4 ocaktan beride seni görmedim hiç.
gerçi 4 ocaktada evinin önünde camına dogru bakıyodum dışardan geldin. rezil duruma bak!
gerçekten sıkıldım artık!
bi damla mutluluk bile yok içimde !
of çağan offffffffffffffffffffffffffffffffffffffffffffffffffffffffffffffffffffffffffffffffffffffffffffffffffff
yeter artık!
sıkıldım ya yemn ederim sıkıldım!
çığlık ata ata ağlamak istiyorum!!
kollarıma gelsen rahatlar mıyım acaba içimdeki bu sıkıntı biraz geçer mi?
sanmıyorum!!!!!
sadece seni çok özlediğimi biliyorum!
aptalım ben tam bi salağım!!!!!!!!!!!!!

kırmızı

kırmızı birikintinin ortasında yalnız kalmıştı aydınlık odada,masumiyeti herşeyden daha yakındı. elini uzattı küçüklüğüne dokundu. 60 saniyeden daha bi kısa sürede 15seneyi geride bırakmıştı...
belkide büyümesi gerekliydi artık gerçekleri görmek için.
büyüdü. gri siyah ve beyaz içinde.. kırmızılık gitmemişti.
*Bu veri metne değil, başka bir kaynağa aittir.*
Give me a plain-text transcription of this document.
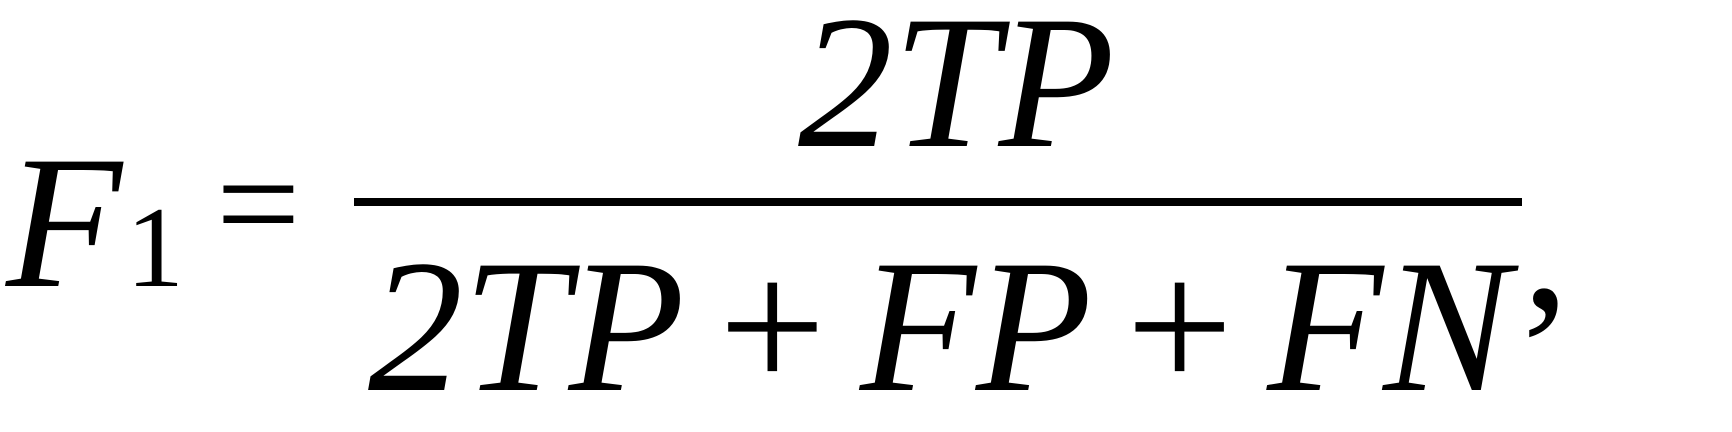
F 1 =
2TP
2TP + FP + FN ,
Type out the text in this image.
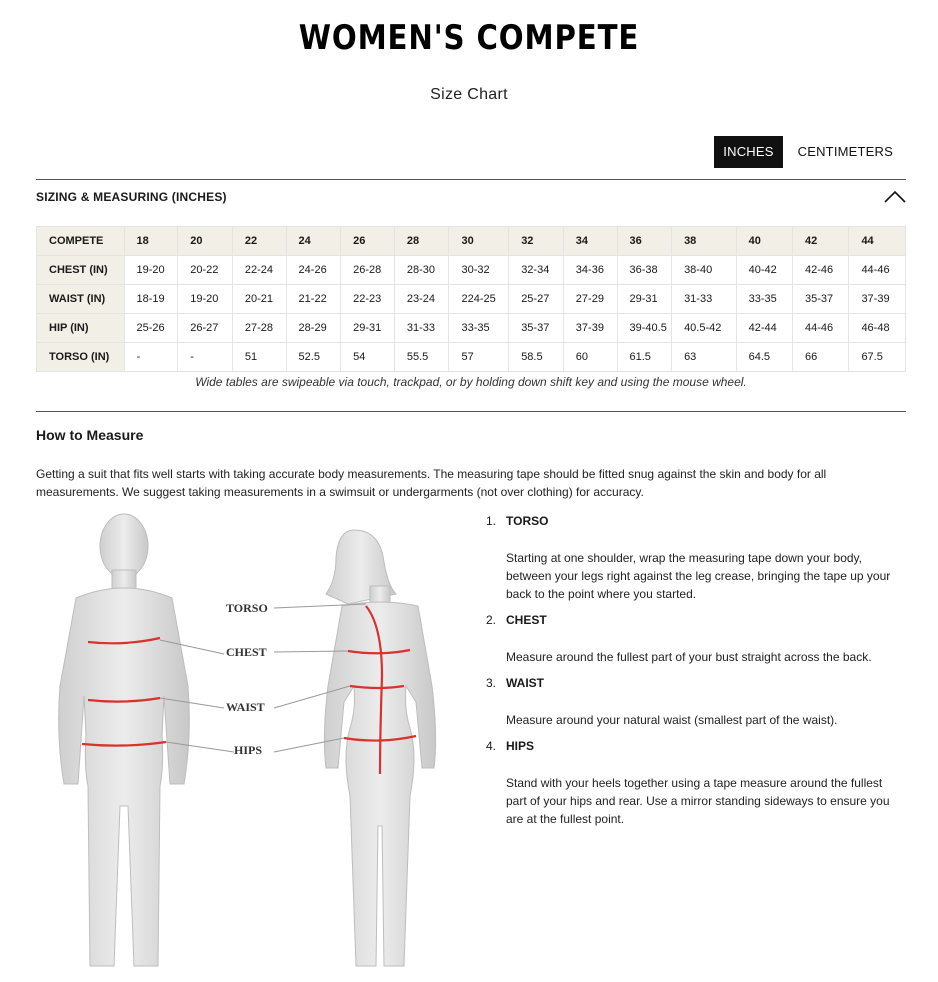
WOMEN'S COMPETE
Size Chart
INCHES	CENTIMETERS
SIZING & MEASURING (INCHES)
COMPETE	18	20	22	24	26	28	30	32	34	36	38	40	42	44
CHEST (IN)	19-20	20-22	22-24	24-26	26-28	28-30	30-32	32-34	34-36	36-38	38-40	40-42	42-46	44-46
WAIST (IN)	18-19	19-20	20-21	21-22	22-23	23-24	224-25	25-27	27-29	29-31	31-33	33-35	35-37	37-39
HIP (IN)	25-26	26-27	27-28	28-29	29-31	31-33	33-35	35-37	37-39	39-40.5	40.5-42	42-44	44-46	46-48
TORSO (IN)	-	-	51	52.5	54	55.5	57	58.5	60	61.5	63	64.5	66	67.5
Wide tables are swipeable via touch, trackpad, or by holding down shift key and using the mouse wheel.
How to Measure
Getting a suit that fits well starts with taking accurate body measurements. The measuring tape should be fitted snug against the skin and body for all measurements. We suggest taking measurements in a swimsuit or undergarments (not over clothing) for accuracy.
TORSO
CHEST
WAIST
HIPS
1. TORSO
Starting at one shoulder, wrap the measuring tape down your body, between your legs right against the leg crease, bringing the tape up your back to the point where you started.
2. CHEST
Measure around the fullest part of your bust straight across the back.
3. WAIST
Measure around your natural waist (smallest part of the waist).
4. HIPS
Stand with your heels together using a tape measure around the fullest part of your hips and rear. Use a mirror standing sideways to ensure you are at the fullest point.
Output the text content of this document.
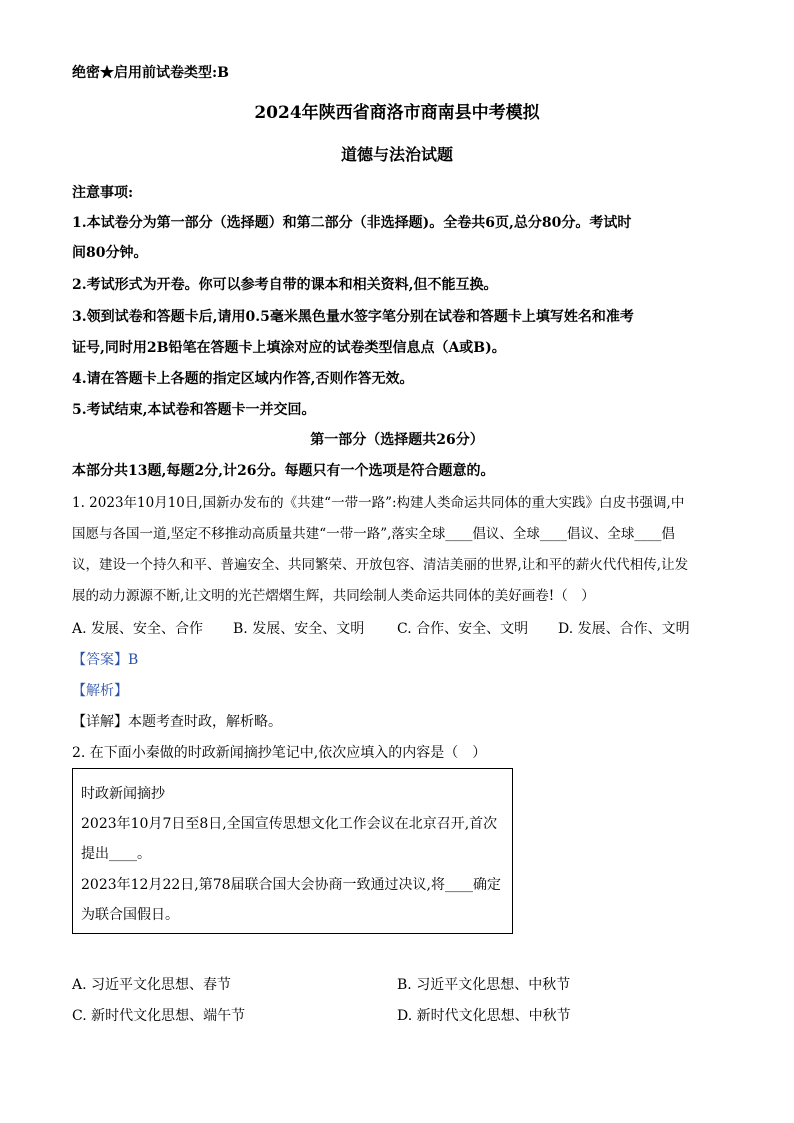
绝密★启用前试卷类型:B
2024年陕西省商洛市商南县中考模拟
道德与法治试题
注意事项:
1.本试卷分为第一部分（选择题）和第二部分（非选择题)。全卷共6页,总分80分。考试时
间80分钟。
2.考试形式为开卷。你可以参考自带的课本和相关资料,但不能互换。
3.领到试卷和答题卡后,请用0.5毫米黑色量水签字笔分别在试卷和答题卡上填写姓名和准考
证号,同时用2B铅笔在答题卡上填涂对应的试卷类型信息点（A或B)。
4.请在答题卡上各题的指定区域内作答,否则作答无效。
5.考试结束,本试卷和答题卡一并交回。
第一部分（选择题共26分）
本部分共13题,每题2分,计26分。每题只有一个选项是符合题意的。
1. 2023年10月10日,国新办发布的《共建“一带一路”:构建人类命运共同体的重大实践》白皮书强调,中
国愿与各国一道,坚定不移推动高质量共建“一带一路”,落实全球____倡议、全球____倡议、全球____倡
议，建设一个持久和平、普遍安全、共同繁荣、开放包容、清洁美丽的世界,让和平的薪火代代相传,让发
展的动力源源不断,让文明的光芒熠熠生辉，共同绘制人类命运共同体的美好画卷!（　）
A. 发展、安全、合作 B. 发展、安全、文明 C. 合作、安全、文明 D. 发展、合作、文明
【答案】B
【解析】
【详解】本题考查时政，解析略。
2. 在下面小秦做的时政新闻摘抄笔记中,依次应填入的内容是（　）
时政新闻摘抄
2023年10月7日至8日,全国宣传思想文化工作会议在北京召开,首次
提出____。
2023年12月22日,第78届联合国大会协商一致通过决议,将____确定
为联合国假日。
A. 习近平文化思想、春节	B. 习近平文化思想、中秋节
C. 新时代文化思想、端午节	D. 新时代文化思想、中秋节
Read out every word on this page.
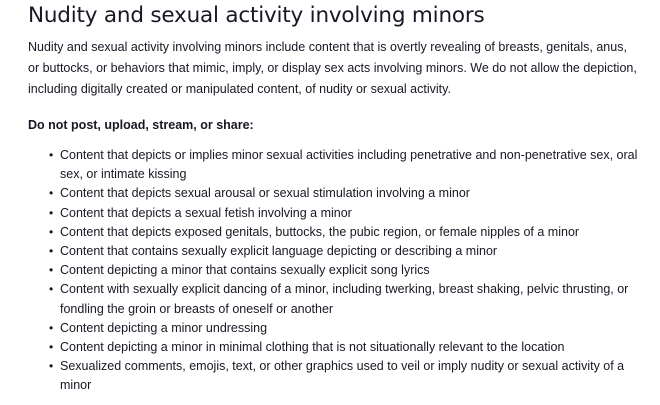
Nudity and sexual activity involving minors

Nudity and sexual activity involving minors include content that is overtly revealing of breasts, genitals, anus, or buttocks, or behaviors that mimic, imply, or display sex acts involving minors. We do not allow the depiction, including digitally created or manipulated content, of nudity or sexual activity.

Do not post, upload, stream, or share:

• Content that depicts or implies minor sexual activities including penetrative and non-penetrative sex, oral sex, or intimate kissing
• Content that depicts sexual arousal or sexual stimulation involving a minor
• Content that depicts a sexual fetish involving a minor
• Content that depicts exposed genitals, buttocks, the pubic region, or female nipples of a minor
• Content that contains sexually explicit language depicting or describing a minor
• Content depicting a minor that contains sexually explicit song lyrics
• Content with sexually explicit dancing of a minor, including twerking, breast shaking, pelvic thrusting, or fondling the groin or breasts of oneself or another
• Content depicting a minor undressing
• Content depicting a minor in minimal clothing that is not situationally relevant to the location
• Sexualized comments, emojis, text, or other graphics used to veil or imply nudity or sexual activity of a minor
O kapıdan ilk girdiğinde küçüklüğünü tutarken elinde,büyüklüğünü ve zorluklarını sırtına geçirerek çıkmıştı sıcak bi haziran gününde o kapıdan.. ufak bi heyecanla birlikte...
zorluklar şimdi karşısındaydı ve içine çekmişti onu...

9 Şubat 2009 Pazartesi

yarım kaldık.

yağmurun altındaki çaresiz küçük solucanlar gibiydik seninle.
ne yolumuz belliydi,ne evimiz.
sen daha uzundun kıvrımlarınla..dolandın etrafımda,seni evim sandım.
sığındım.yapıştım..büyümeye başladım. yeşeren ağaçların dibinde bulduk kendimizi.kocaman yağmur damlaları acıtırken kahverengi derimi,üstüme geçtin korudun beni. bi deprem oldu sonra. yer yarıldı. olamazdın kimsenin evi bilirdim. değişik kokular yayıldı cevreye topraktan gelen. sana alıştım,sonra yıkılmaya basladı tuğlalar gibi bir bir üstümüze yagmur damlaları.
sen gittin sonra..
ellerin kaldı yalnızlığımda
kokun kaldı. derinin parçaları kaldı.
acıdın bıraktın.
bide en derinde yüzün , huzurlu huzursuzluğun kaldı...
sen kaldın karanlıkta.
her gözlerimi kapadığımda gelen.
acıtan en derinimden...
bu soğukta hem sensiz,hemde evsizim şimdi.
benliğin,derin benim evim olmusken. huzurunda yağmurların altındaki sıcacık güneşimken....

8 Şubat 2009 Pazar

i want you so it scares me to death


seçilmişti o.. batan bi tekneden atılmıştı karanlık soğuk sulara. yüzdü,yüzdü sonra göründü kara...belliydi daha önce ulaşmışlardı bu adaya.. dağılmıştı.. bazı ağaçlar yakılmıştı.. kumlarında ayak izleri vardı. her gelen terketmişti sonunda bu adayı.. belli ki bi oyun vardı kurulu düzenin içinde. artık asıl şimdi tam ortadaydı,kalsa donarak ölücek,gitse kendide bu adayı dağıtıp bi şekilde kaybolucaktı.. üstünde su damlaları kristalleşip yere düşerken bastı kumlara. o kadar huzurlu bi yer gibi görünüyodu ki negatif şeyler uçup gitmişti aklından. burda belki kurtulabilirdi..yürümeye başladı,önce bi rüzgar oluşturmaya calıştı gücü yettiğince ayak izlerini yok etti. bu adada tek o vardı ve başkasının bıraktığı izler kalmamalıydı. düzenlemeye başladı her yeri. büyü yaptı kimi zaman.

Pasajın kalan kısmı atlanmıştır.